I had to go to that precinct three times before anyone would even take a report from me--and they did that only after I went to the court and a counselor advised me on what to do. (That counselor was also very sympathetic and supportive. She is black; I wonder whether she also experienced threats and other abuse.) And, to give more credit where it's due, the court clerks and officers were very helpful to me. Still, I can't help but to wonder, though, how many other trans women--and other LGBT people--had experiences like mine, and whether any gave up after experiencing such official hostility only once. Even more to the point, I wonder how many people simply didn't report abuse, assaults or worse because they'd heard horror stories like mine about dealing with the police.
Whatever the year-to-year statistical fluctations are in anti-LGBT discrimination and violence, I believe that such violations will be under-reported for many years to come. Only after changes in training law enforcement officials and societal attitudes have influenced a generation or two of people will more of us feel confident that we can report the offenses against us without having to worry about experiencing more prejudice and even violence from those to whom we report those crimes.
If you've ever been a journalist, as I've been, or simply follow the news, you start to realize the prejudices that shape what we see in the media.

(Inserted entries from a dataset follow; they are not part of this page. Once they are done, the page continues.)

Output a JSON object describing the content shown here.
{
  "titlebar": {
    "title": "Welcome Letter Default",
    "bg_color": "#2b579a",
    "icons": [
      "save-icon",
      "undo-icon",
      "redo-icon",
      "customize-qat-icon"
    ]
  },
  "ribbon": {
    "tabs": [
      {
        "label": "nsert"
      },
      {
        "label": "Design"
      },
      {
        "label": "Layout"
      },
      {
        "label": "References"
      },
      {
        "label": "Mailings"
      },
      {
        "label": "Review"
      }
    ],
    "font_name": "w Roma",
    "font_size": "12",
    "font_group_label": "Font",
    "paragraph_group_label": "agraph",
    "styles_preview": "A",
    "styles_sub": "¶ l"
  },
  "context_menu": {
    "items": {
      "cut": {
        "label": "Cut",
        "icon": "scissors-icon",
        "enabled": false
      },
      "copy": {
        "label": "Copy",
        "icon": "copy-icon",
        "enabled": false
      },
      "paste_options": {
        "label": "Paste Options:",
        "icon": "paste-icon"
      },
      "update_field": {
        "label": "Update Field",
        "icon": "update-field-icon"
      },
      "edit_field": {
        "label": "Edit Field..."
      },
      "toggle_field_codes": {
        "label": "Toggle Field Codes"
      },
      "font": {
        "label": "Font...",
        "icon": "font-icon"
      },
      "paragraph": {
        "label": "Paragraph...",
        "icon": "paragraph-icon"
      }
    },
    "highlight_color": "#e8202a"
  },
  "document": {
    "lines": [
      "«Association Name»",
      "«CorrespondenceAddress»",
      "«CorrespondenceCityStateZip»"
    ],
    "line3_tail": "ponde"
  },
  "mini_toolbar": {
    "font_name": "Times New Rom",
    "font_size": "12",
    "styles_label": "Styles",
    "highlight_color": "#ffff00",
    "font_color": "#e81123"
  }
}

The media outlets in which a crime is mentioned--or, indeed, whether or not it is covered at all--has much to do with its victim. If something happens to a celebrity, of course, it's on the front page and in all of the TV programs that cover entertainment. The whiter and richer the victim is, the more likely he or she is to get sympathetic reporting--or any reporting at all. One example of what I'm talking about is Lacy Peterson who, as I've mentioned in an earlier post, made international headlines when she disappeared from her home in an upscale San Francisco suburb and her husband, Scott, was convicted of murder. A few months earlier a poor Salvadorean immigrant named Evelyn Hernandez was the victim of a remarkably similar crime on the other side of San Francisco Bay. My blog is one of the few places in which she has ever been mentioned.

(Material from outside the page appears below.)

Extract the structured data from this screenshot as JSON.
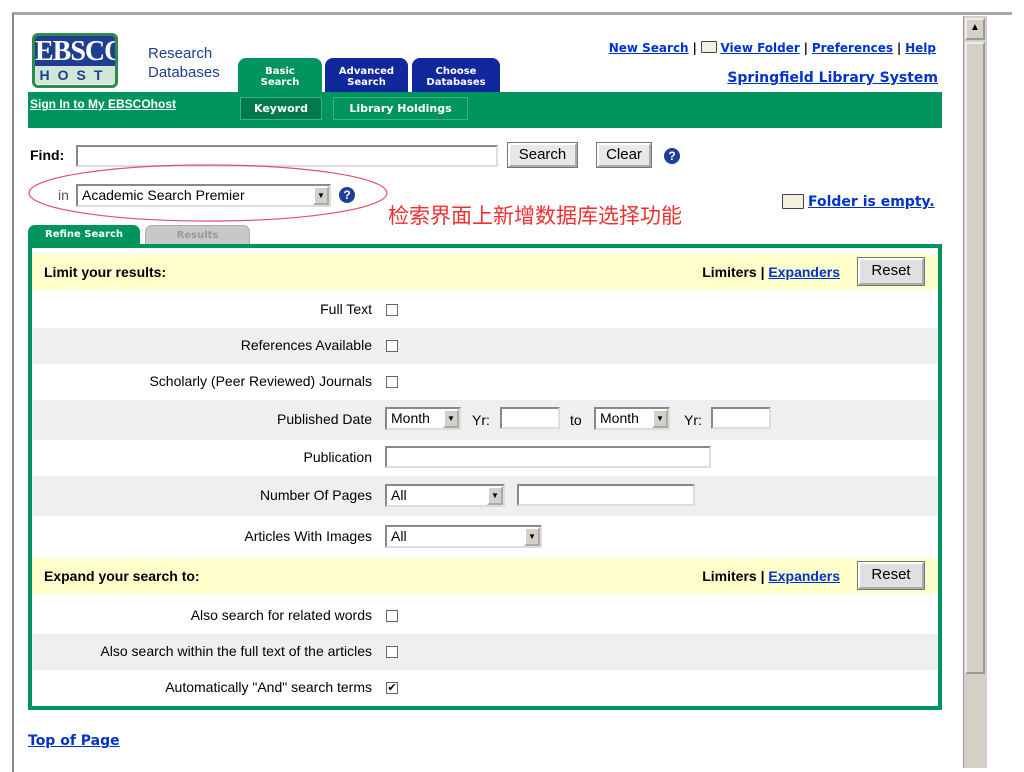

So, should I be surprised that when a transgender woman is beaten by at least three young men in a midtown hotel, none of New York's daily newspapers or television network affiliates mentioned it? The closest thing I've seen to local coverage was in Newsday, which is published in Long Island.
(About twenty years ago, Newsday had a New York City edition, which covered many stories the Times, Daily News and Post neglected. They also published the columns of Sydney Schanberg, whom the Times fired after his editorials criticized some real estate developers who just happened to be major advertisers in the newspaper.)
In addition to Newsday, I'll give credit to DNA Info and several weekly community newspapers for publishing stories about the crime. While some details are still in dispute, it seems that the basic story goes something like this: A 27-year-old trans woman advertised online. One young man responded. They met in the Holiday Inn near Columbus Circle. He was unhappy with the price. They argued; she kicked him out. He returned with his buddies and they beat her while one of them brandished a gun and threatened to kill her if she didn't stop screaming.
It seems that the woman wasn't seriously hurt. Still, she's relatively lucky: Too many of us are beaten much worse, or even killed, even when neither sex nor money is involved. At least there are surveillance photos of at least two of the men and the woman provided some detailed descriptions.
Newsday and DNA Info published those photos, and accounts of the crime. That's more than any of New York City's three daily newspapers did.